Del 19 al 26 de septiembre de 2004


CARTAS

Redacción Vértice
vertice@elsalvador.com

Trato justo con el fondo vial

Aquí estamos en el país donde prevalece la injusticia. Solamente hay que ver las condiciones en que están las calles y avenidas de la periferia de San Salvador, Soyapango, Ilopango y otras colonias y barrios en donde -si existían calles pavimentadas- ahora solo están quedando cráteres que dañan los vehículos y son criaderos de zancudos.

Lo peor es que oí mencionar en una entrevista al Ministro diciendo que el FOVIAL no es para mantenimiento de calles, si no que sólo para la construcción de infraestructura nueva.
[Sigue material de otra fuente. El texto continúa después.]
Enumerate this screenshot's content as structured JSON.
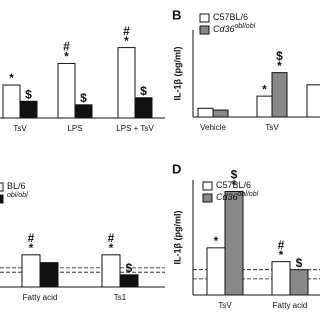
{
  "chart_data": [
    {
      "type": "bar",
      "categories": [
        "TsV",
        "LPS",
        "LPS + TsV"
      ],
      "ylim": [
        0,
        100
      ],
      "series": [
        {
          "name": null,
          "color": "#ffffff",
          "values": [
            37.5,
            62,
            80
          ],
          "annotations": [
            [
              "*"
            ],
            [
              "#",
              "*"
            ],
            [
              "#",
              "*"
            ]
          ]
        },
        {
          "name": null,
          "color": "#111111",
          "values": [
            19,
            15,
            23
          ],
          "annotations": [
            [
              "$"
            ],
            [
              "$"
            ],
            [
              "$"
            ]
          ]
        }
      ]
    },
    {
      "type": "bar",
      "panel_label": "B",
      "y_label": "IL-1β (pg/ml)",
      "categories": [
        "Vehicle",
        "TsV",
        null
      ],
      "ylim": [
        0,
        100
      ],
      "series": [
        {
          "name": "C57BL/6",
          "color": "#ffffff",
          "values": [
            10,
            24,
            37
          ],
          "annotations": [
            null,
            [
              "*"
            ],
            null
          ]
        },
        {
          "name": "Cd36",
          "superscript": "obl/obl",
          "color": "#888888",
          "values": [
            8,
            51,
            null
          ],
          "annotations": [
            null,
            [
              "$",
              "*"
            ],
            null
          ]
        }
      ]
    },
    {
      "type": "bar",
      "categories": [
        null,
        "Fatty acid",
        "Ts1"
      ],
      "ylim": [
        0,
        100
      ],
      "reference_lines": [
        22,
        17
      ],
      "series": [
        {
          "name": "BL/6",
          "color": "#ffffff",
          "values": [
            23,
            37,
            37
          ],
          "annotations": [
            null,
            [
              "#",
              "*"
            ],
            [
              "#",
              "*"
            ]
          ]
        },
        {
          "name": "",
          "superscript": "obl/obl",
          "color": "#111111",
          "values": [
            null,
            28,
            14
          ],
          "annotations": [
            null,
            null,
            [
              "$"
            ]
          ]
        }
      ]
    },
    {
      "type": "bar",
      "panel_label": "D",
      "y_label": "IL-1β (pg/ml)",
      "categories": [
        "TsV",
        "Fatty acid"
      ],
      "ylim": [
        0,
        100
      ],
      "reference_lines": [
        22,
        14
      ],
      "series": [
        {
          "name": "C57BL/6",
          "color": "#ffffff",
          "values": [
            41,
            29
          ],
          "annotations": [
            [
              "*"
            ],
            [
              "#",
              "*"
            ]
          ]
        },
        {
          "name": "Cd36",
          "superscript": "obl/obl",
          "color": "#888888",
          "values": [
            90,
            22
          ],
          "annotations": [
            [
              "$",
              "*"
            ],
            [
              "$"
            ]
          ]
        }
      ]
    }
  ]
}
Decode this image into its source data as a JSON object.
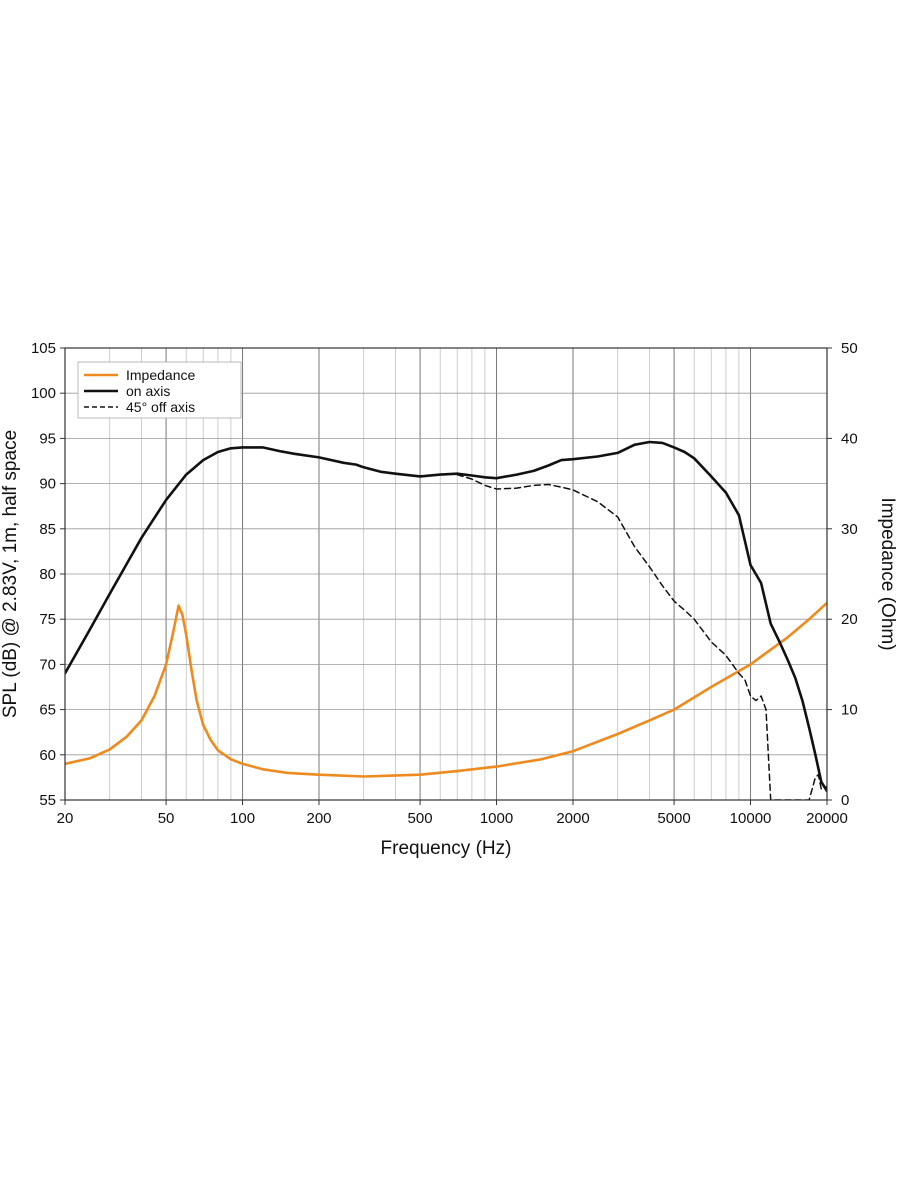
{
  "chart_data": {
    "type": "line",
    "title": "",
    "xlabel": "Frequency (Hz)",
    "ylabel": "SPL (dB) @ 2.83V, 1m, half space",
    "y2label": "Impedance (Ohm)",
    "xscale": "log",
    "xlim": [
      20,
      20000
    ],
    "ylim": [
      55,
      105
    ],
    "y2lim": [
      0,
      50
    ],
    "grid": true,
    "legend_position": "top-left",
    "x_ticks": [
      20,
      50,
      100,
      200,
      500,
      1000,
      2000,
      5000,
      10000,
      20000
    ],
    "x_tick_labels": [
      "20",
      "50",
      "100",
      "200",
      "500",
      "1000",
      "2000",
      "5000",
      "10000",
      "20000"
    ],
    "y_ticks": [
      55,
      60,
      65,
      70,
      75,
      80,
      85,
      90,
      95,
      100,
      105
    ],
    "y_tick_labels": [
      "55",
      "60",
      "65",
      "70",
      "75",
      "80",
      "85",
      "90",
      "95",
      "100",
      "105"
    ],
    "y2_ticks": [
      0,
      10,
      20,
      30,
      40,
      50
    ],
    "y2_tick_labels": [
      "0",
      "10",
      "20",
      "30",
      "40",
      "50"
    ],
    "series": [
      {
        "name": "Impedance",
        "axis": "right",
        "color": "#ee8a1e",
        "style": "solid",
        "x": [
          20,
          25,
          30,
          35,
          40,
          45,
          50,
          53,
          56,
          58,
          60,
          63,
          66,
          70,
          75,
          80,
          90,
          100,
          120,
          150,
          200,
          300,
          500,
          700,
          1000,
          1500,
          2000,
          3000,
          4000,
          5000,
          7000,
          10000,
          14000,
          17000,
          20000
        ],
        "values": [
          4.0,
          4.6,
          5.6,
          7.0,
          8.8,
          11.5,
          15.0,
          18.2,
          21.5,
          20.5,
          18.3,
          14.3,
          11.0,
          8.3,
          6.6,
          5.5,
          4.5,
          4.0,
          3.4,
          3.0,
          2.8,
          2.6,
          2.8,
          3.2,
          3.7,
          4.5,
          5.4,
          7.3,
          8.8,
          10.0,
          12.5,
          15.0,
          18.0,
          20.0,
          21.8
        ]
      },
      {
        "name": "on axis",
        "axis": "left",
        "color": "#111111",
        "style": "solid",
        "x": [
          20,
          25,
          30,
          40,
          50,
          60,
          70,
          80,
          90,
          100,
          110,
          120,
          140,
          160,
          200,
          250,
          280,
          300,
          350,
          400,
          500,
          600,
          700,
          800,
          900,
          1000,
          1200,
          1400,
          1600,
          1800,
          2000,
          2500,
          3000,
          3500,
          4000,
          4500,
          5000,
          5500,
          6000,
          7000,
          8000,
          9000,
          10000,
          11000,
          12000,
          13000,
          14000,
          15000,
          16000,
          17000,
          18000,
          19000,
          20000
        ],
        "values": [
          69.0,
          73.8,
          77.8,
          84.0,
          88.2,
          91.0,
          92.6,
          93.5,
          93.9,
          94.0,
          94.0,
          94.0,
          93.6,
          93.3,
          92.9,
          92.3,
          92.1,
          91.8,
          91.3,
          91.1,
          90.8,
          91.0,
          91.1,
          90.9,
          90.7,
          90.6,
          91.0,
          91.4,
          92.0,
          92.6,
          92.7,
          93.0,
          93.4,
          94.3,
          94.6,
          94.5,
          94.0,
          93.5,
          92.8,
          90.8,
          89.0,
          86.5,
          81.0,
          79.0,
          74.5,
          72.5,
          70.5,
          68.5,
          66.0,
          63.0,
          60.0,
          57.0,
          56.0
        ]
      },
      {
        "name": "45° off axis",
        "axis": "left",
        "color": "#111111",
        "style": "dashed",
        "x": [
          700,
          800,
          900,
          1000,
          1200,
          1400,
          1600,
          1800,
          2000,
          2500,
          3000,
          3500,
          4000,
          4500,
          5000,
          5500,
          6000,
          7000,
          8000,
          9000,
          9500,
          10000,
          10500,
          11000,
          11500,
          12000,
          17000,
          18000,
          18500,
          19000,
          20000
        ],
        "values": [
          91.0,
          90.5,
          89.8,
          89.4,
          89.5,
          89.8,
          89.9,
          89.6,
          89.3,
          88.0,
          86.3,
          83.0,
          80.8,
          78.7,
          77.0,
          76.0,
          75.0,
          72.5,
          71.0,
          69.0,
          68.3,
          66.5,
          66.0,
          66.5,
          65.0,
          55.0,
          55.0,
          57.5,
          57.8,
          56.2,
          56.5
        ]
      }
    ]
  }
}
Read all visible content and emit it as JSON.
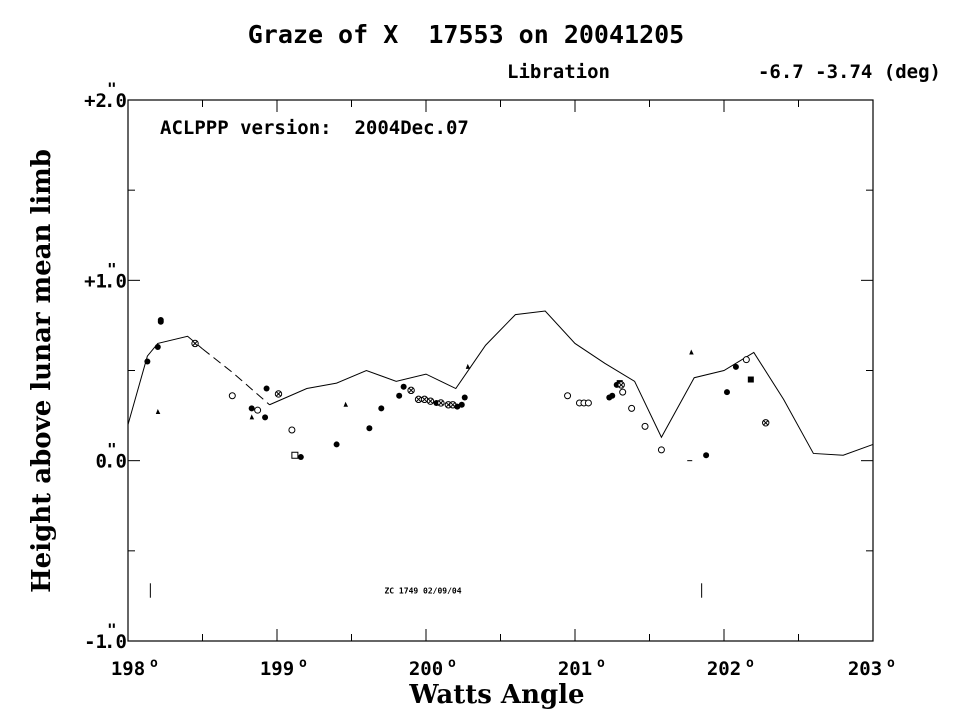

Yo pediría que dieran un trato justo a este fondo vial, que nos beneficie a todos por igual. No sólo sea para que los gobiernos se llenen la boca hablando de las nuevas construcciones de calles, carreteras y caminos vecinales y los famosos pasos a desnivel, sino también en llevar a cabo un recarpeteo de la red vial ya existente; pero no en las zonas que se encuentran en buenas condiciones, sino en la zonas donde están quedando señas de que alguna vez existió pavimento.

Quisiera que por el bien de toda nuestra red vial se hiciera realidad un buen mantenimiento de nuestras calles y no digan que es responsabilidad de las alcaldías. Ellos no manejan el fondo vial; el Ministerio está obligado a responder.


Cristina de Alvarenga
cristinacarranza_@hotmail.com


El sentido humano

Tenemos dos tipos de campañas propagandísticas de un mismo presidente. La primera elogiándose de ser un gobierno con sentido humano y la otra señalando la severidad del plan mano dura. Pero pienso que también podría hacer un análisis de las causas que originan que los jóvenes se vuelvan mareros, pandilleros, ladrones, etc.
El problema de los pandilleros no es que por naturaleza todos son unos “malditos”; pero el entorno en el que se desarrollaron les mostró como algo normal este estilo de vida.

El plan “mano dura” pondrá a los mareros en la cárcel; tendrán una condena; pero eso no significa que las razones que provocan este tipo de sub grupos sociales se erradicarán o se hayan esfumado por arte de magia. Espero, señor presidente, que su plan de gobierno contemple más que el plan “mano dura”. Así como otros, yo dí mi voto por usted, porque era el más aceptable.

Alberto Ortega
albertoortega79@yahoo.com


Mejor la “carreta chillona”
No comprendo por qué se empecinan como medio de comunicación en vender a la población que este tipo calañas, que se cubren bajo el manto del cambio, que aceptaron a Cristo, ahora, son personas con sentimientos puros. Si están en un abismo no es porque ellos lo escogieron; sino porque la sociedad los condenó.

¡Ya basta de mentiras! De que matan a jóvenes inocentes porque ellos no tuvieron padres. Si asesinan es porque son el mal. ¡¿Qué les dicen este tipo de reportajes a los jóvenes que se desvelan para pasar sus materias?! Ellos también son parte de esa multitud que no tiene mayor futuro sólo porque vienen de las zonas marginales. ¿Y esa es razón para que maten, se prostituyan y vendan droga? Sólo porque su papá se fue gracias a la política gubernamental de vender mano de obra emigrante para sostener el país.

¡Cuenten mejor el luto que han causado las maras! ¡Las juventudes que han marchitado! O las pobres madres que se esconden en la falacia de que las medidas son anticonstitucionales y que sería mejor la mesa de diálogo. ¡Farsantes!


Charly Braun
caruso_start@hotmail.com


Presas de caza
Me impactó mucho saber de mis compañeros. Sé lo que están pasando por la “mano dura”; aunque vivo en New York. Yo vine a EE.UU a los 14 años y ahora tengo 30.

Ingresé a la Mara Salvatrucha a los 15 y me retiré a los 29. Aunque ya no soy parte de ellos, siempre los llevaré en mi corazón, ya que fueron mi familia adoptiva. Yo no tuve padres y lo único que me enseñaron fue violencia, pues era muy necesario para sobrevivir en ese mundo; teníamos contratos de muerte; tráfico de drogas y armas. Ni viendo tantos asesinatos y “homeboys” muriendo y dándoles cárcel de por vida me podía parar.

Hasta que un día un amigo me invitó a ir a la iglesia. Con el transcurso de las visitas me fui sintiendo mejor cada día y mi vida tomó otro rumbo.

Ahora tengo mis ahorros, mi esposa y mis hijos que siempre me están preguntando por qué estoy tatuado. Un día se los explicaré. Pienso que la “mano dura” no va a ser una buena idea, ya que están trayendo más violencia. Lo que tienen que hacer es darles educación y valorarlos sicológicamente.